There were 65 households, of which 24.6% had children under the age of 18 living with them, 52.3% were married couples living together, 12.3% had a female householder with no husband present, 1.5% had a male householder with no wife present, and 33.8% were non-families. 29.2% of all households were made up of individuals, and 12.3% had someone living alone who was 65 years of age or older. The average household size was 2.28 and the average family size was 2.67.

The median age in the city was 48 years. 23.6% of residents were under the age of 18; 6.2% were between the ages of 18 and 24; 15.6% were from 25 to 44; 35.1% were from 45 to 64; and 19.6% were 65 years of age or older. The gender makeup of the city was 48.6% male and 51.4% female.

===2000 census===
As of the 2000 census, there were 150 people, 71 households, and 39 families living in the city. The population density was 276.4 PD/sqmi. There were 73 housing units at an average density of 134.5 /sqmi. The racial makeup of the city was 98.00% White and 2.00% Native American.

There were 71 households, out of which 19.7% had children under the age of 18 living with them, 49.3% were married couples living together, 4.2% had a female householder with no husband present, and 43.7% were non-families. 38.0% of all households were made up of individuals, and 11.3% had someone living alone who was 65 years of age or older. The average household size was 2.11 and the average family size was 2.78.

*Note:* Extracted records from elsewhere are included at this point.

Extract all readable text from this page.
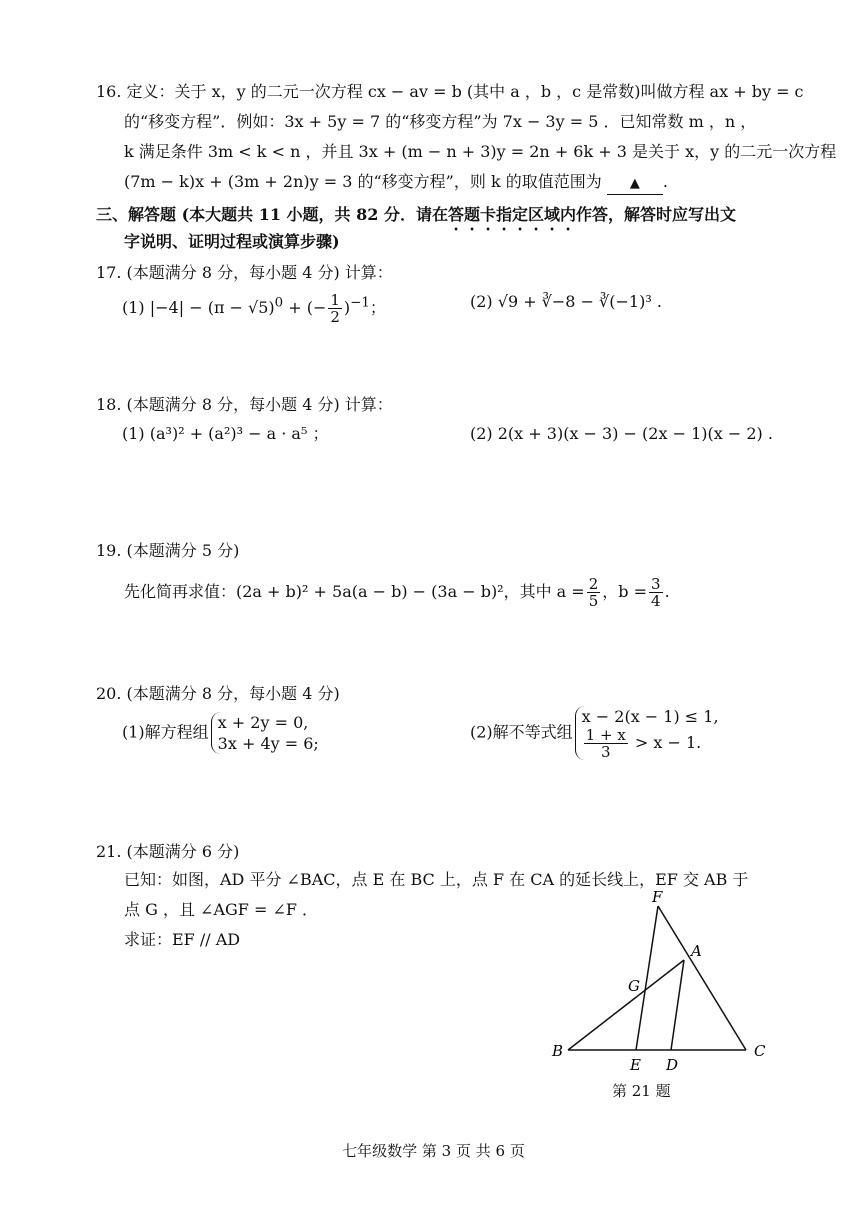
16. 定义：关于 x，y 的二元一次方程 cx − av = b (其中 a ，b ，c 是常数)叫做方程 ax + by = c
的“移变方程”．例如：3x + 5y = 7 的“移变方程”为 7x − 3y = 5 ．已知常数 m ，n ，
k 满足条件 3m < k < n ，并且 3x + (m − n + 3)y = 2n + 6k + 3 是关于 x，y 的二元一次方程
(7m − k)x + (3m + 2n)y = 3 的“移变方程”，则 k 的取值范围为 ▲ .
三、解答题 (本大题共 11 小题，共 82 分．请在答题卡指定区域内作答，解答时应写出文
字说明、证明过程或演算步骤)
17. (本题满分 8 分，每小题 4 分) 计算：
(1) $|-4| - (\pi - √5)^0$ + (− $\frac{1}{2} )^{-1}$；	(2) √9 + ∛−8 − ∛(−1)³ .
18. (本题满分 8 分，每小题 4 分) 计算：
(1) (a³)² + (a²)³ − a · a⁵ ；	(2) 2(x + 3)(x − 3) − (2x − 1)(x − 2) .
19. (本题满分 5 分)
先化简再求值：(2a + b)² + 5a(a − b) − (3a − b)²，其中 $a = \frac{2}{5}$ ，$b = \frac{3}{4}$ .
20. (本题满分 8 分，每小题 4 分)
(1)解方程组 x + 2y = 0,
3x + 4y = 6;
(2)解不等式组
x − 2(x − 1) ≤ 1,
$\frac{1 + x}{3} > x - 1$.
21. (本题满分 6 分)
已知：如图，AD 平分 ∠BAC，点 E 在 BC 上，点 F 在 CA 的延长线上，EF 交 AB 于
点 G ，且 ∠AGF = ∠F ．
求证：EF // AD
F
A
G
B
E D
C
第 21 题
七年级数学 第 3 页 共 6 页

In the city, the population was spread out, with 18.0% under the age of 18, 4.7% from 18 to 24, 27.3% from 25 to 44, 34.0% from 45 to 64, and 16.0% who were 65 years of age or older. The median age was 44 years. For every 100 females, there were 100.0 males. For every 100 females age 18 and over, there were 105.0 males.

The median income for a household in the city was $35,417, and the median income for a family was $37,250. Males had a median income of $20,000 versus $20,750 for females. The per capita income for the city was $16,189. There were 7.0% of families and 11.5% of the population living below the poverty line, including 23.8% of under eighteens and 12.5% of those over 64.